While California struggles with drought, utilities on the East Coast are trying to find cost-efficient ways to store extra water. Many are also struggling with aging infrastructure, hoping to identify and solve problems before there’s a spectacular failure.
The utilities face a wide range of issues and a growing number of them are turning to sensors and real-time data analytics to help them best address their issues without excessively straining their resources. And some are even finding that their pursuit of data will also lead them to potential new source of revenue. Utility officials talked about these during a smart water discussion at Smart Cities Week.
Looking for control
When Greater Cincinnati Water Works was developing its 50-year vision, it realized the one thing it didn’t have was control – control over how much water flowed into its facility or what happened to it when it left.
The utility can’t control the rain, but it can better control its response. Its plan calls for a network of sensors, real-time data and predictive analytics that will help it optimize its existing infrastructure.
“We wanted to be better connected,” Verna Arnette, deputy director of Greater Cincinnati Water Works. “Better connected to our environment and better connected to our customers.”

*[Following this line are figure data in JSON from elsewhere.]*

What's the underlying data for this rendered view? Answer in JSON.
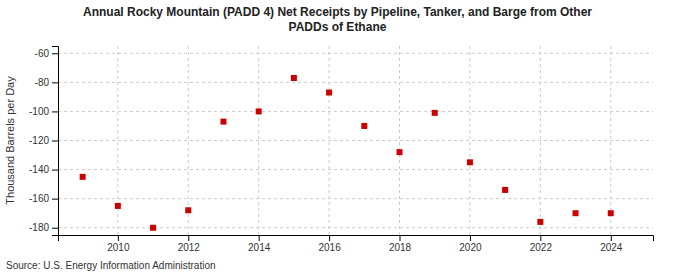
{
  "chart_data": {
    "type": "scatter",
    "title": "Annual Rocky Mountain (PADD 4) Net Receipts by Pipeline, Tanker, and Barge from Other\nPADDs of Ethane",
    "y_label": "Thousand Barrels per Day",
    "source": "Source: U.S. Energy Information Administration",
    "color": "#cc0000",
    "marker": "square",
    "x": [
      2009,
      2010,
      2011,
      2012,
      2013,
      2014,
      2015,
      2016,
      2017,
      2018,
      2019,
      2020,
      2021,
      2022,
      2023,
      2024
    ],
    "values": [
      -145,
      -165,
      -180,
      -168,
      -107,
      -100,
      -77,
      -87,
      -110,
      -128,
      -101,
      -135,
      -154,
      -176,
      -170,
      -170
    ],
    "xlim": [
      2008.3,
      2025.2
    ],
    "xticks": [
      2010,
      2012,
      2014,
      2016,
      2018,
      2020,
      2022,
      2024
    ],
    "ylim": [
      -185,
      -55
    ],
    "yticks": [
      -180,
      -160,
      -140,
      -120,
      -100,
      -80,
      -60
    ],
    "grid": true
  }
}
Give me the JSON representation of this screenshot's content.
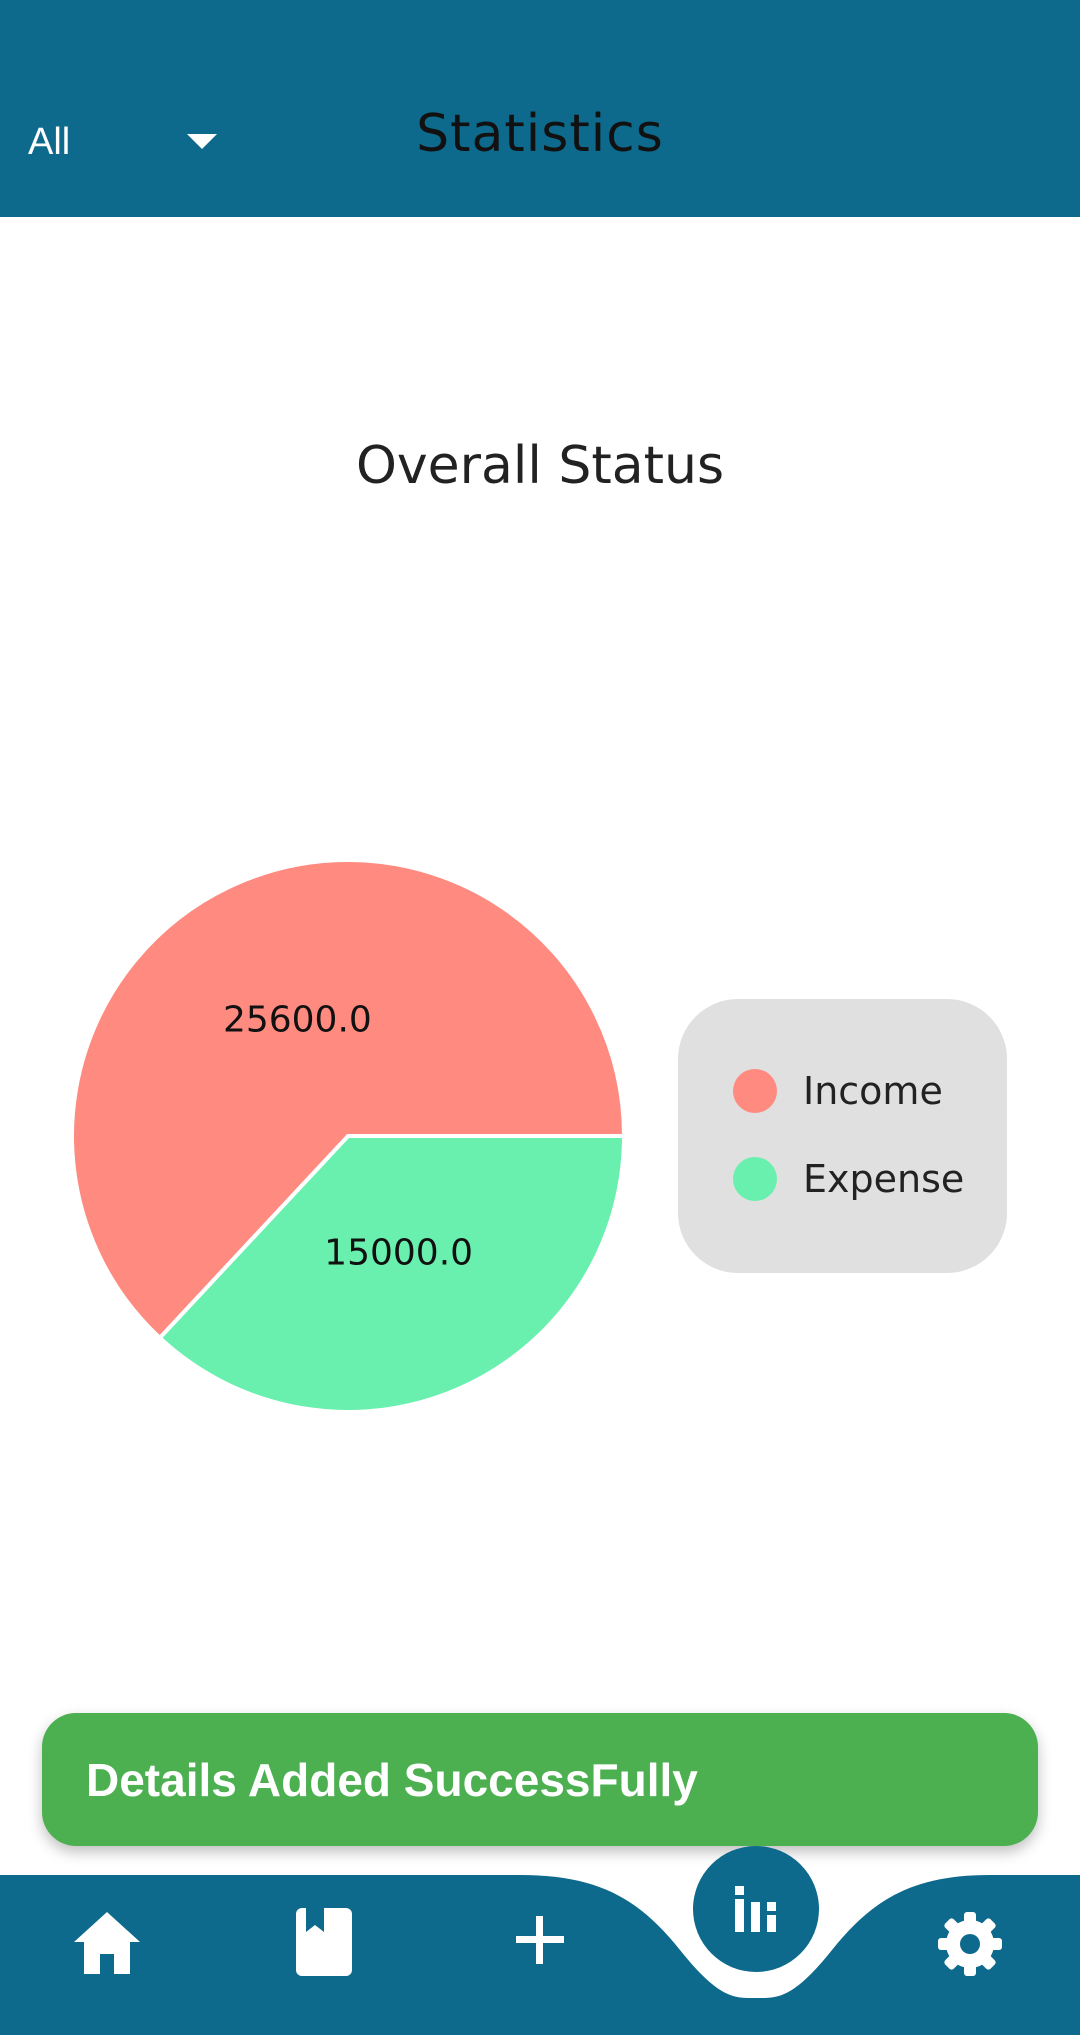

Stretching resources for those in poverty
In Baltimore, the city has increased its water rates by more than 40% over a three-year period. That’s tough for a city where a quarter of the population lives below the poverty line. But as it marks the 100-year anniversary of a facility that’s still in active use, it needs the money to shore up its ancient infrastructure.
Spectacular water main breaks have nearly taken out businesses and people ask the utility where the next failure will be. It’s not a joke. Rudy Chow, the director of the city’s public works department, says the city should know so they know where to prioritize repairs. Detailed assessments of all its assets will help it understand what it needs to fix first and what can wait.
“Being a leader is more than just fighting fires today,” Chow said. “It’s about looking 20 and 50 years down the road.”
Providing better service
In Bellevue, Washington, a high-tech community across a lake from Seattle, its smart water efforts were launched by customer complains. Councilmembers were tired of getting complaints from constituents who were surprised by unusually high water bills. When meters are read only every other month, leaks can go undetected for some time.
The utility is switching to smart water meters, an investment elected officials believe is well worth the money. It’s also trying to determine what exactly it means to be a smart water utility. It’s researching and developing a maturity model – and determining where exactly it falls on it.
It’s also moving from historical models to future forecasts. It’s working with the University of Washington to creative 30-year predictive models that include the expected impacts of climate change so that it can make better plans for storage capacity.
Data as a revenue source
In Washington, D.C., data may not only help the utility save money, but make money. The D.C. Water and Sewer Authority is in the process of putting sensors on all the key individual parts of its facilities, which will allow it to measure and model specific processes, then entire facilities, then all of its operations.
One way where this might pay off is through the processing of food waste. By better modelling the gas output from its anaerobic digester, it can time the processing of food waste so it produces gas, and therefore power, during peak periods when it is worth the most.